Future of transparency bill not so clear

Jan 25, 2012

The following article was published in The Florida Current on January 25, 2012:

Future of Transparency Bill Not So Clear

By Christine Jordan Sexton

Doctors, urgent care clinics and ambulatory  surgical centers would have to make available to patients how much certain procedures cost under a bill OK’d Wednesday.

The House Health & Human Services Quality Subcommittee met Wednesday and tagged a strike-everything amendment onto the measure before passing it by a 10-5 vote. 

Tucked into the transparency requirements in the bill is a prohibition on balance billing by hospital-based providers, such as anesthesiologists, who work in hospitals that have contracts with insurance companies.

Sponsored by Rep. Richard Corcoran, R-New Port Richey, CS/HB 1329 requires diagnostic imaging centers and ambulatory surgical centers  to publish a schedule of charges for the 50 most common medical services and treatments. It also requires doctors to distribute in writing a schedule of the top 50 medical charges, process to be repeated each patient visit.
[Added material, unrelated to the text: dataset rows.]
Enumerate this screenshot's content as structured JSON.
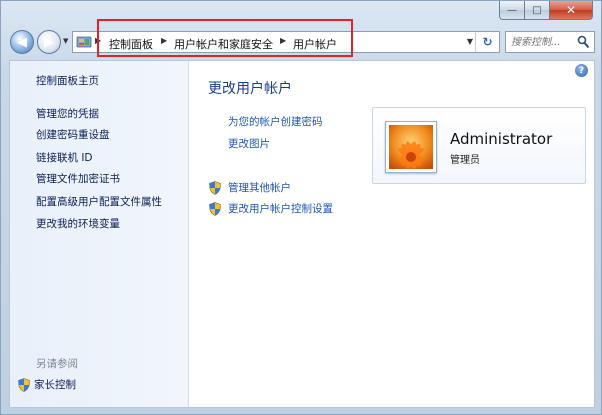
{
  "window": {
    "caption_buttons": {
      "minimize": "—",
      "maximize": "□",
      "close": "✕"
    }
  },
  "nav": {
    "back_glyph": "◀",
    "forward_glyph": "▶",
    "breadcrumbs": [
      "控制面板",
      "用户帐户和家庭安全",
      "用户帐户"
    ],
    "refresh_glyph": "↻",
    "dropdown_glyph": "▼",
    "search_placeholder": "搜索控制...",
    "highlight_color": "#e2212b"
  },
  "sidebar": {
    "home": "控制面板主页",
    "links": [
      "管理您的凭据",
      "创建密码重设盘",
      "链接联机 ID",
      "管理文件加密证书",
      "配置高级用户配置文件属性",
      "更改我的环境变量"
    ],
    "see_also": "另请参阅",
    "parental_controls": "家长控制"
  },
  "main": {
    "help_glyph": "?",
    "title": "更改用户帐户",
    "tasks": [
      "为您的帐户创建密码",
      "更改图片"
    ],
    "shield_tasks": [
      "管理其他帐户",
      "更改用户帐户控制设置"
    ],
    "account": {
      "name": "Administrator",
      "role": "管理员",
      "avatar": "orange-flower-picture"
    }
  },
  "icons": [
    "back-arrow-icon",
    "forward-arrow-icon",
    "control-panel-icon",
    "refresh-icon",
    "search-icon",
    "help-icon",
    "uac-shield-icon"
  ]
}
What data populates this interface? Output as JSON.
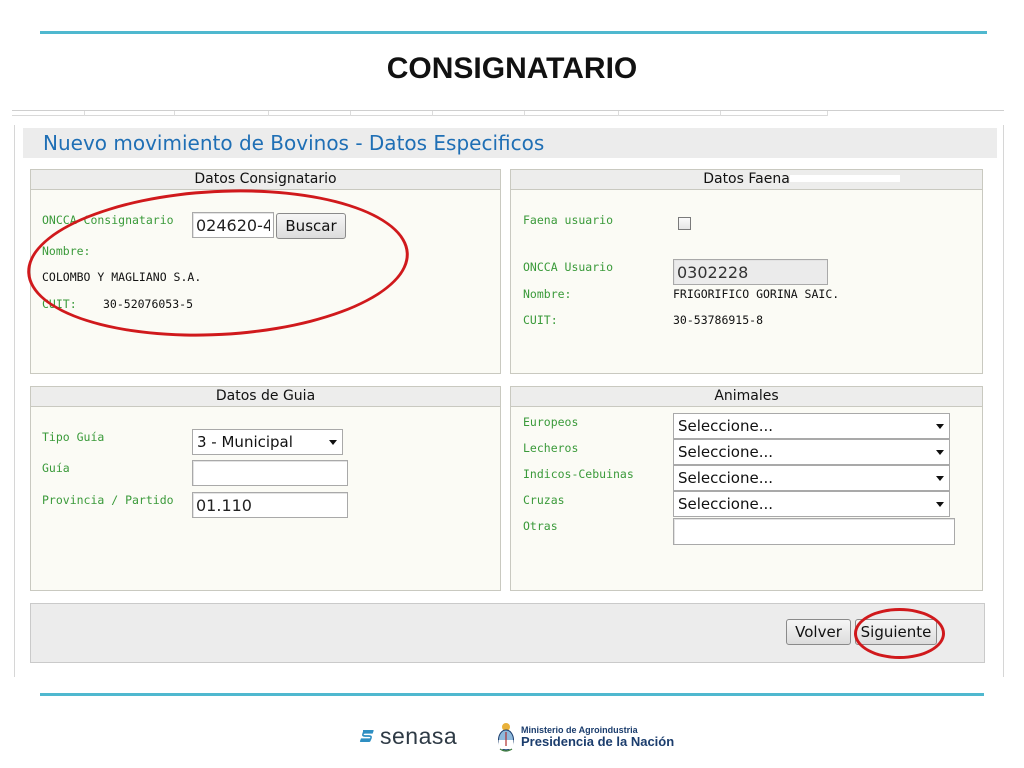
{
  "slide": {
    "title": "CONSIGNATARIO"
  },
  "app": {
    "title": "Nuevo movimiento de Bovinos - Datos Especificos"
  },
  "consignatario": {
    "header": "Datos Consignatario",
    "oncca_label": "ONCCA Consignatario",
    "oncca_value": "024620-4",
    "buscar_label": "Buscar",
    "nombre_label": "Nombre:",
    "nombre_value": "COLOMBO Y MAGLIANO S.A.",
    "cuit_label": "CUIT:",
    "cuit_value": "30-52076053-5"
  },
  "faena": {
    "header": "Datos Faena",
    "usuario_label": "Faena usuario",
    "usuario_checked": false,
    "oncca_label": "ONCCA Usuario",
    "oncca_value": "0302228",
    "nombre_label": "Nombre:",
    "nombre_value": "FRIGORIFICO GORINA SAIC.",
    "cuit_label": "CUIT:",
    "cuit_value": "30-53786915-8"
  },
  "guia": {
    "header": "Datos de Guia",
    "tipo_label": "Tipo Guía",
    "tipo_value": "3 - Municipal",
    "guia_label": "Guía",
    "guia_value": "",
    "provincia_label": "Provincia / Partido",
    "provincia_value": "01.110"
  },
  "animales": {
    "header": "Animales",
    "rows": [
      {
        "label": "Europeos",
        "value": "Seleccione..."
      },
      {
        "label": "Lecheros",
        "value": "Seleccione..."
      },
      {
        "label": "Indicos-Cebuinas",
        "value": "Seleccione..."
      },
      {
        "label": "Cruzas",
        "value": "Seleccione..."
      }
    ],
    "otras_label": "Otras",
    "otras_value": ""
  },
  "actions": {
    "volver_label": "Volver",
    "siguiente_label": "Siguiente"
  },
  "logos": {
    "senasa_text": "senasa",
    "ministerio_line1": "Ministerio de Agroindustria",
    "ministerio_line2": "Presidencia de la Nación"
  },
  "colors": {
    "accent_rule": "#4fb8cf",
    "app_title": "#1f6fb5",
    "field_label": "#3a9a3a",
    "annotation": "#d0191c"
  }
}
Doctors who violate the rule are subject to disciplinary action.

The strike-everything amendment would prohibit hospital-based health care providers from billing insured patients for emergeny care within 24 hours of being in an accident so long as they were transported by emergency medical transportation services. 
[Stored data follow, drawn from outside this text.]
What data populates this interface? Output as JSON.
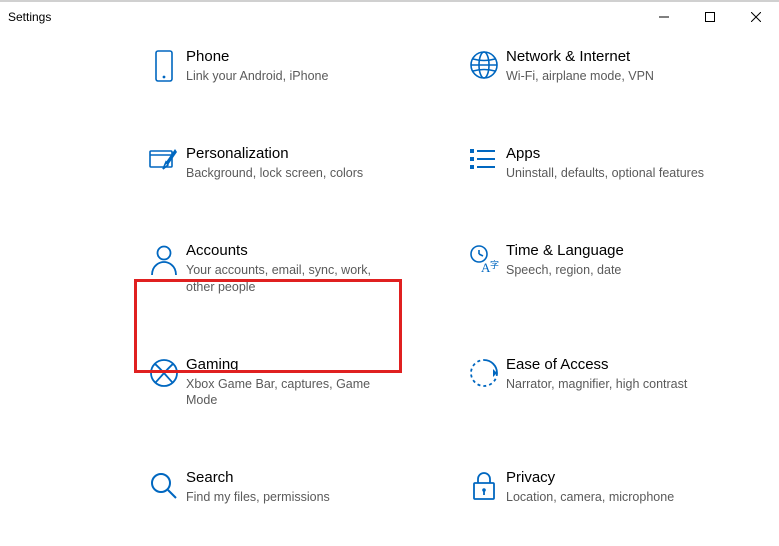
{
  "window": {
    "title": "Settings"
  },
  "tiles": {
    "phone": {
      "title": "Phone",
      "subtitle": "Link your Android, iPhone"
    },
    "network": {
      "title": "Network & Internet",
      "subtitle": "Wi-Fi, airplane mode, VPN"
    },
    "personalize": {
      "title": "Personalization",
      "subtitle": "Background, lock screen, colors"
    },
    "apps": {
      "title": "Apps",
      "subtitle": "Uninstall, defaults, optional features"
    },
    "accounts": {
      "title": "Accounts",
      "subtitle": "Your accounts, email, sync, work, other people"
    },
    "time": {
      "title": "Time & Language",
      "subtitle": "Speech, region, date"
    },
    "gaming": {
      "title": "Gaming",
      "subtitle": "Xbox Game Bar, captures, Game Mode"
    },
    "ease": {
      "title": "Ease of Access",
      "subtitle": "Narrator, magnifier, high contrast"
    },
    "search": {
      "title": "Search",
      "subtitle": "Find my files, permissions"
    },
    "privacy": {
      "title": "Privacy",
      "subtitle": "Location, camera, microphone"
    }
  }
}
Additionally, hospital-based providers are prohibited from balance billing patients for nonemergency medical care provided in hospitals that have contracts with insurers if the patient has no choice but to use that hospital-based provider. Those providers must disclose to the patient in writing an estimate of the amount to be billed. If the actual amount billed directly to the patients is 200 percent above the quoted prices, the provider is prohibited from balance billing.
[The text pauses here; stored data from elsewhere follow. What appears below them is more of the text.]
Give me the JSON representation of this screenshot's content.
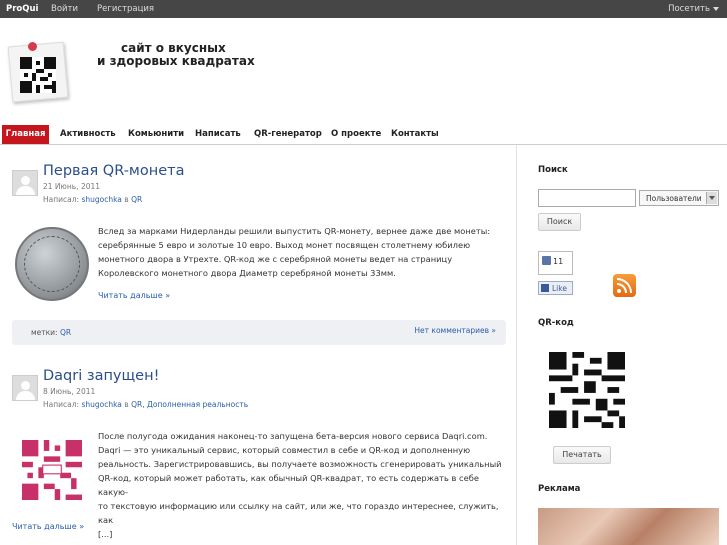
{
  "adminbar": {
    "brand": "ProQui",
    "login": "Войти",
    "register": "Регистрация",
    "visit": "Посетить"
  },
  "header": {
    "tagline_line1": "сайт о вкусных",
    "tagline_line2": "и здоровых квадратах"
  },
  "nav": {
    "items": [
      "Главная",
      "Активность",
      "Комьюнити",
      "Написать",
      "QR-генератор",
      "О проекте",
      "Контакты"
    ],
    "active": "Главная"
  },
  "posts": [
    {
      "title": "Первая QR-монета",
      "date": "21 Июнь, 2011",
      "author_prefix": "Написал:",
      "author": "shugochka",
      "in_word": "в",
      "categories": "QR",
      "text": [
        "Вслед за марками Нидерланды решили выпустить QR-монету, вернее даже две монеты:",
        "серебрянные 5 евро и золотые 10 евро. Выход монет посвящен столетнему юбилею",
        "монетного двора в Утрехте. QR-код же с серебряной монеты ведет на страницу",
        "Королевского монетного двора Диаметр серебряной монеты 33мм."
      ],
      "read_more": "Читать дальше »",
      "tags_label": "метки:",
      "tags": "QR",
      "comments": "Нет комментариев »"
    },
    {
      "title": "Daqri запущен!",
      "date": "8 Июнь, 2011",
      "author_prefix": "Написал:",
      "author": "shugochka",
      "in_word": "в",
      "categories": "QR, Дополненная реальность",
      "text": [
        "После полугода ожидания наконец-то запущена бета-версия нового сервиса Daqri.com.",
        "Daqri — это уникальный сервис, который совместил в себе и QR-код и дополненную",
        "реальность. Зарегистрировавшись, вы получаете возможность сгенерировать уникальный",
        "QR-код, который может работать, как обычный QR-квадрат, то есть содержать в себе какую-",
        "то текстовую информацию или ссылку на сайт, или же, что гораздо интереснее, служить, как",
        "[...]"
      ],
      "read_more": "Читать дальше »"
    }
  ],
  "sidebar": {
    "search_title": "Поиск",
    "search_placeholder": "",
    "search_scope": "Пользователи",
    "search_button": "Поиск",
    "fb_count": "11",
    "fb_like": "Like",
    "qr_title": "QR-код",
    "print_button": "Печатать",
    "ads_title": "Реклама"
  },
  "colors": {
    "accent": "#c4161c",
    "link": "#2a5ea8",
    "title": "#2a4f8a",
    "adminbar": "#464646"
  }
}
If an urgent care center is owned by a hospital it must post information that notifies the patient whether the charges for medical services at the center will be the same as, more than or equal to the charges received at the hospital’s emergency department.

The bill is supported by the insurance industry.

Its future may be shaky, though, given the fact the Senate Health Regulation Committee just hours later rejected a similar proposal. Committee Chairman Rene Garcia acknowledged that there are concerns among providers and asked members to allow him to introduce the proposed committee bill. 

“It’s important we find ways to remove the patient from disputes between providers and insurers,” Garcia said.

The committee voted 4-3 not to introduce the bill.